À la tête d'une task force sur la réforme des modes de financement et de régulation, le patron de la direction de la recherche, des études, de l'évaluation et des statistiques (DREES, ministère), Jean-Marc Aubert, a rendu ce mardi son rapport définitif à Agnès Buzyn. D'une cinquantaine de pages, le document y liste des mesures originales, parfois déjà en cours d'expérimentation.

Très attendu et parfois redouté, ce travail reprend les grandes lignes du prérapport de novembre 2018 tout en balisant la méthode et (un peu) le calendrier pour les quatre années à venir.

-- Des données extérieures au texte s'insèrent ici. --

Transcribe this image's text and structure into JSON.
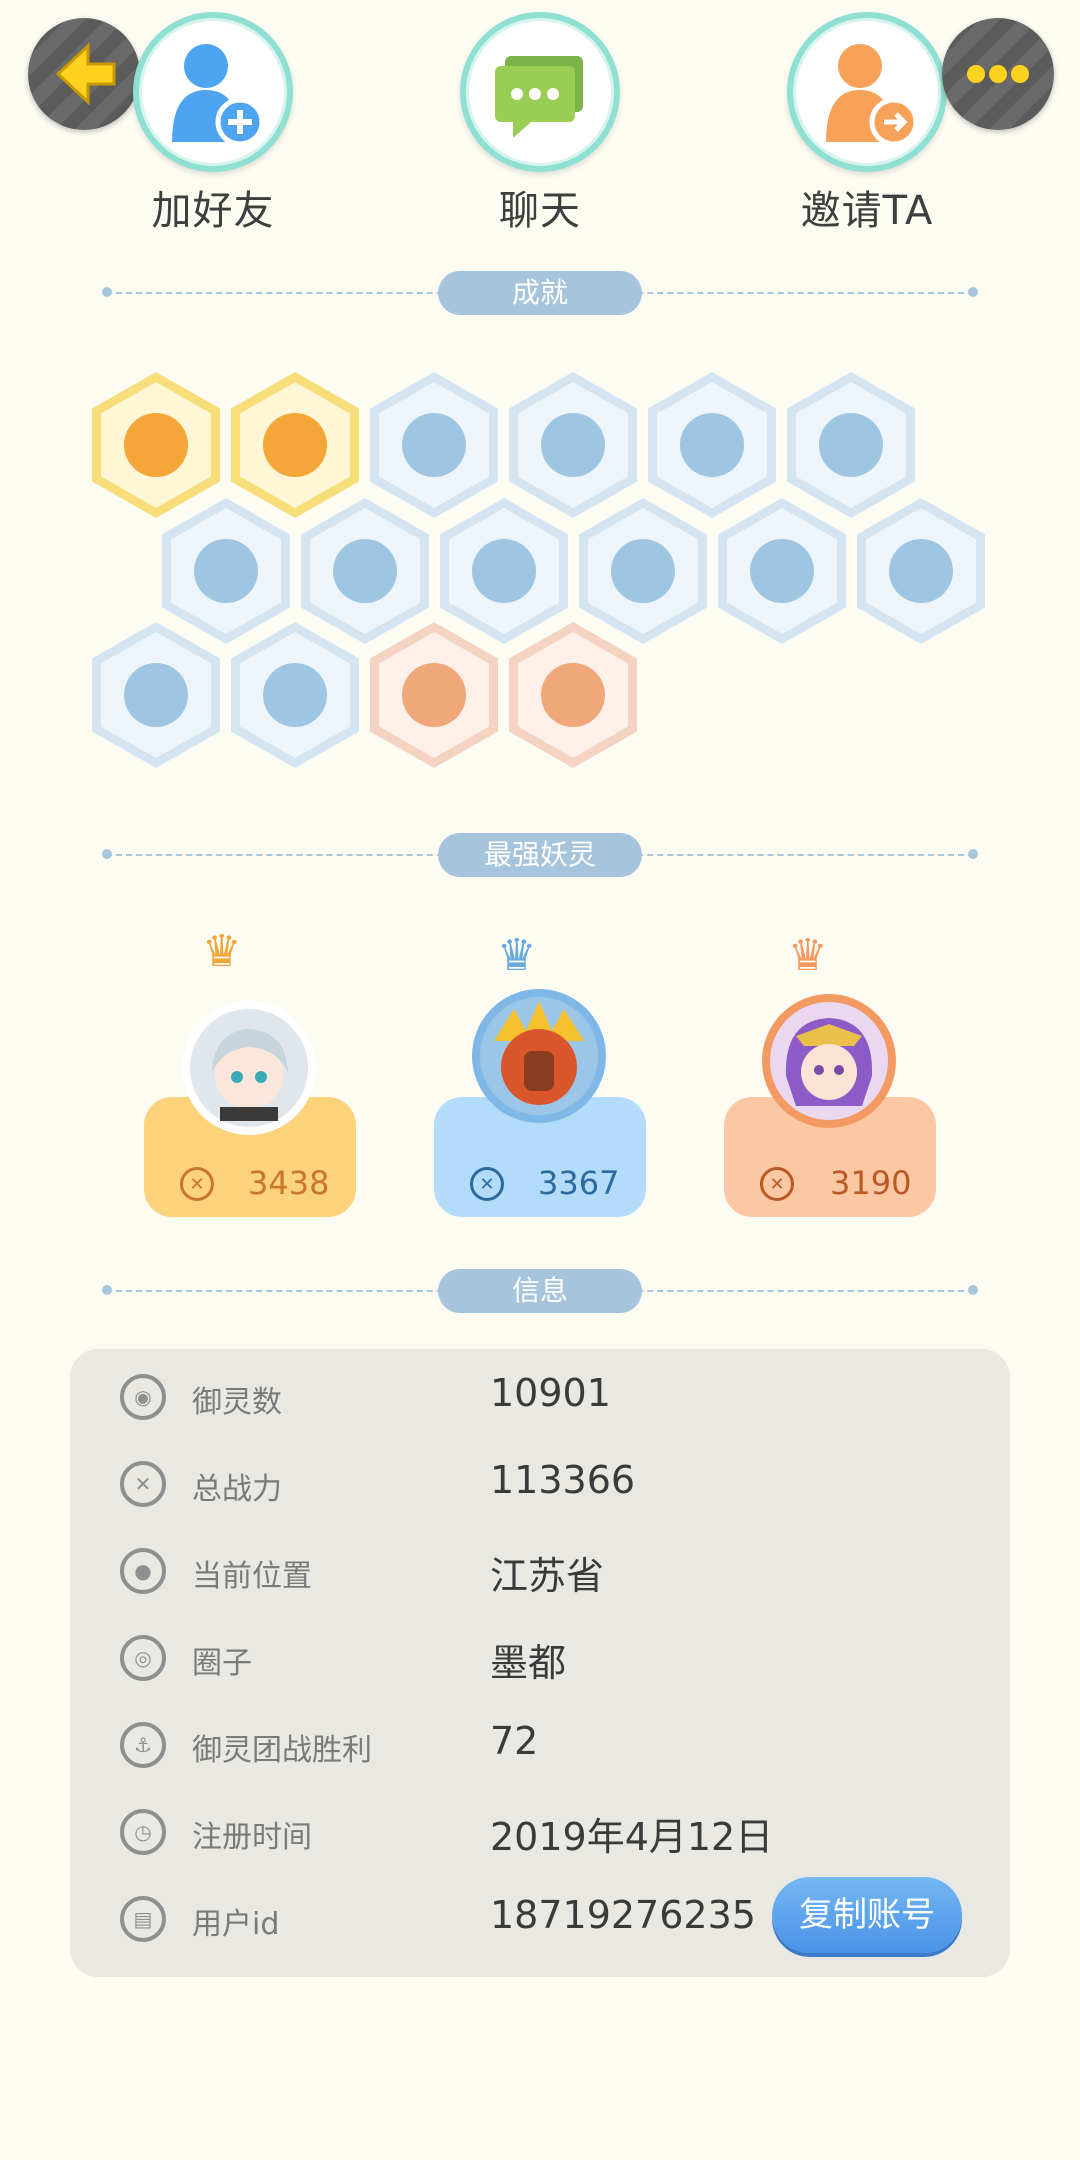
{
  "actions": {
    "add_friend": "加好友",
    "chat": "聊天",
    "invite": "邀请TA"
  },
  "sections": {
    "achievements": "成就",
    "strongest_spirits": "最强妖灵",
    "info": "信息"
  },
  "achievement_badges": [
    {
      "tier": "gold",
      "icon": "fox-face-icon"
    },
    {
      "tier": "gold",
      "icon": "golden-pot-icon"
    },
    {
      "tier": "blue",
      "icon": "shoe-icon"
    },
    {
      "tier": "blue",
      "icon": "orb-stand-icon"
    },
    {
      "tier": "blue",
      "icon": "moon-icon"
    },
    {
      "tier": "blue",
      "icon": "crystal-icon"
    },
    {
      "tier": "blue",
      "icon": "yin-yang-swirl-icon"
    },
    {
      "tier": "blue",
      "icon": "spirit-statue-icon"
    },
    {
      "tier": "blue",
      "icon": "cat-spirit-icon"
    },
    {
      "tier": "blue",
      "icon": "yin-yang-tablet-icon"
    },
    {
      "tier": "blue",
      "icon": "fish-spirit-icon"
    },
    {
      "tier": "blue",
      "icon": "banner-icon"
    },
    {
      "tier": "blue",
      "icon": "beast-icon"
    },
    {
      "tier": "blue",
      "icon": "book-icon"
    },
    {
      "tier": "peach",
      "icon": "cart-icon"
    },
    {
      "tier": "peach",
      "icon": "dragon-icon"
    }
  ],
  "spirits": [
    {
      "score": "3438",
      "theme": "#fcd27a",
      "text_color": "#c7762a",
      "ring": "#f3b54c"
    },
    {
      "score": "3367",
      "theme": "#b2dcf9",
      "text_color": "#2d6a9e",
      "ring": "#7fb8e6"
    },
    {
      "score": "3190",
      "theme": "#fcc8a4",
      "text_color": "#b95a24",
      "ring": "#f39a63"
    }
  ],
  "info": [
    {
      "label": "御灵数",
      "value": "10901",
      "icon": "spirit-count-icon"
    },
    {
      "label": "总战力",
      "value": "113366",
      "icon": "sword-icon"
    },
    {
      "label": "当前位置",
      "value": "江苏省",
      "icon": "location-pin-icon"
    },
    {
      "label": "圈子",
      "value": "墨都",
      "icon": "circle-target-icon"
    },
    {
      "label": "御灵团战胜利",
      "value": "72",
      "icon": "trophy-icon"
    },
    {
      "label": "注册时间",
      "value": "2019年4月12日",
      "icon": "clock-icon"
    },
    {
      "label": "用户id",
      "value": "18719276235",
      "icon": "id-card-icon"
    }
  ],
  "copy_button": "复制账号",
  "colors": {
    "background": "#fdfcf3",
    "accent_blue": "#4a92e6",
    "divider": "#a6c5dc"
  }
}
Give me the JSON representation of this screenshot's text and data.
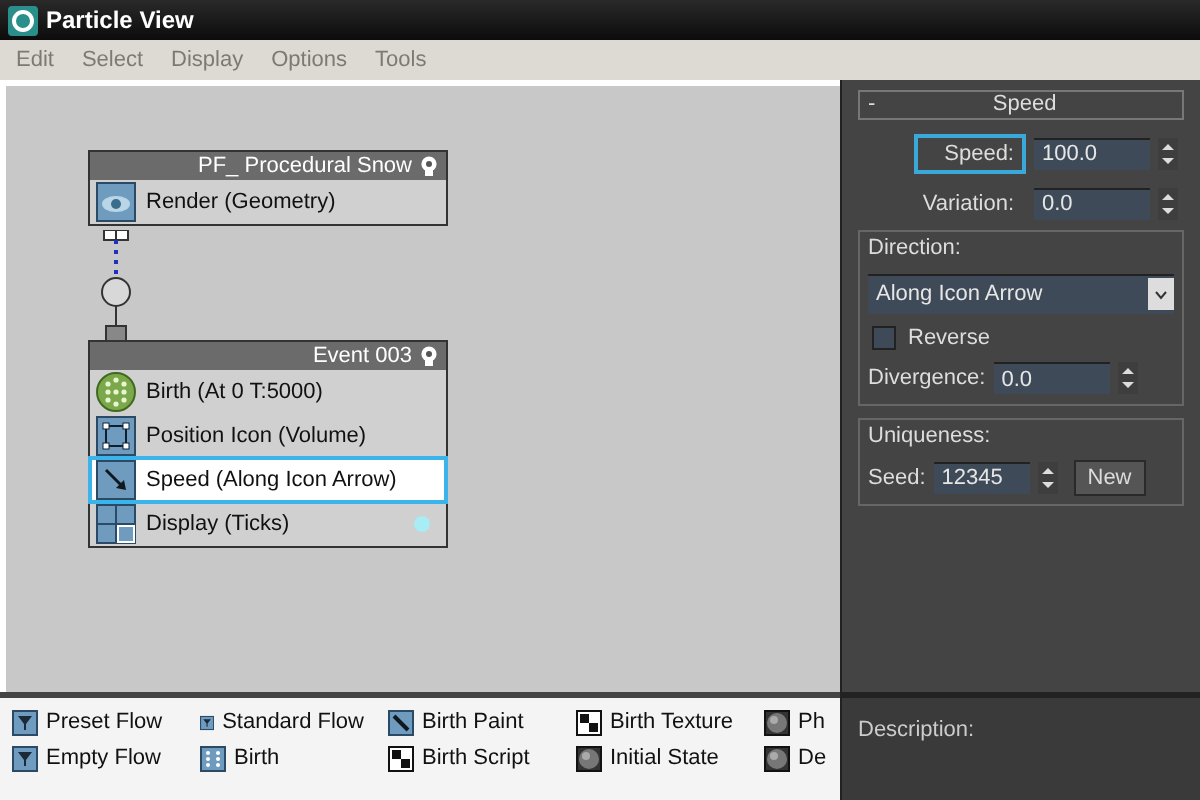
{
  "window": {
    "title": "Particle View"
  },
  "menu": [
    {
      "label": "Edit",
      "disabled": true
    },
    {
      "label": "Select",
      "disabled": true
    },
    {
      "label": "Display",
      "disabled": true
    },
    {
      "label": "Options",
      "disabled": true
    },
    {
      "label": "Tools",
      "disabled": true
    }
  ],
  "events": [
    {
      "title": "PF_ Procedural Snow",
      "operators": [
        {
          "label": "Render (Geometry)",
          "kind": "render",
          "selected": false
        }
      ]
    },
    {
      "title": "Event 003",
      "operators": [
        {
          "label": "Birth  (At 0 T:5000)",
          "kind": "birth",
          "selected": false
        },
        {
          "label": "Position Icon (Volume)",
          "kind": "position",
          "selected": false
        },
        {
          "label": "Speed  (Along Icon Arrow)",
          "kind": "speed",
          "selected": true
        },
        {
          "label": "Display  (Ticks)",
          "kind": "display",
          "selected": false,
          "color": "#a8ecf4"
        }
      ]
    }
  ],
  "rollout": {
    "collapse": "-",
    "title": "Speed",
    "fields": [
      {
        "label": "Speed:",
        "value": "100.0",
        "focused": true
      },
      {
        "label": "Variation:",
        "value": "0.0",
        "focused": false
      }
    ],
    "direction": {
      "title": "Direction:",
      "dropdown": "Along Icon Arrow",
      "reverse": {
        "label": "Reverse",
        "checked": false
      },
      "divergence": {
        "label": "Divergence:",
        "value": "0.0"
      }
    },
    "uniqueness": {
      "title": "Uniqueness:",
      "seed": {
        "label": "Seed:",
        "value": "12345"
      },
      "button": "New"
    }
  },
  "depot": [
    {
      "label": "Preset Flow",
      "kind": "flow"
    },
    {
      "label": "Empty Flow",
      "kind": "flow"
    },
    {
      "label": "Standard Flow",
      "kind": "flow"
    },
    {
      "label": "Birth",
      "kind": "birth"
    },
    {
      "label": "Birth Paint",
      "kind": "paint"
    },
    {
      "label": "Birth Script",
      "kind": "checker"
    },
    {
      "label": "Birth Texture",
      "kind": "checker"
    },
    {
      "label": "Initial State",
      "kind": "sphere"
    },
    {
      "label": "Ph",
      "kind": "sphere"
    },
    {
      "label": "De",
      "kind": "sphere"
    }
  ],
  "description": {
    "label": "Description:"
  }
}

Il assoit le principe de rémunération des professionnels et établissements selon un mode de paiement combiné, à flux multiples.

La ministre devrait s'en inspirer pour concrétiser plusieurs promesses de campagne du candidat Macron, dont deux capitales : la limitation à 50 % du financement à l'activité (paiement à l'acte, à la journée, T2A) et, par effet de balancier, la montée en puissance des autres modes de rémunération (forfaits, dotation populationnelle, suivi, séquence de soins, qualité). Les mesures pourraient se concrétiser dans le droit commun ou par le cadre juridique expérimental et dérogatoire de l'article 51 sur l'innovation. Pour les généralistes, le paiement à l'acte resterait majoritaire mais moins prédominant qu'aujourd'hui (87 %).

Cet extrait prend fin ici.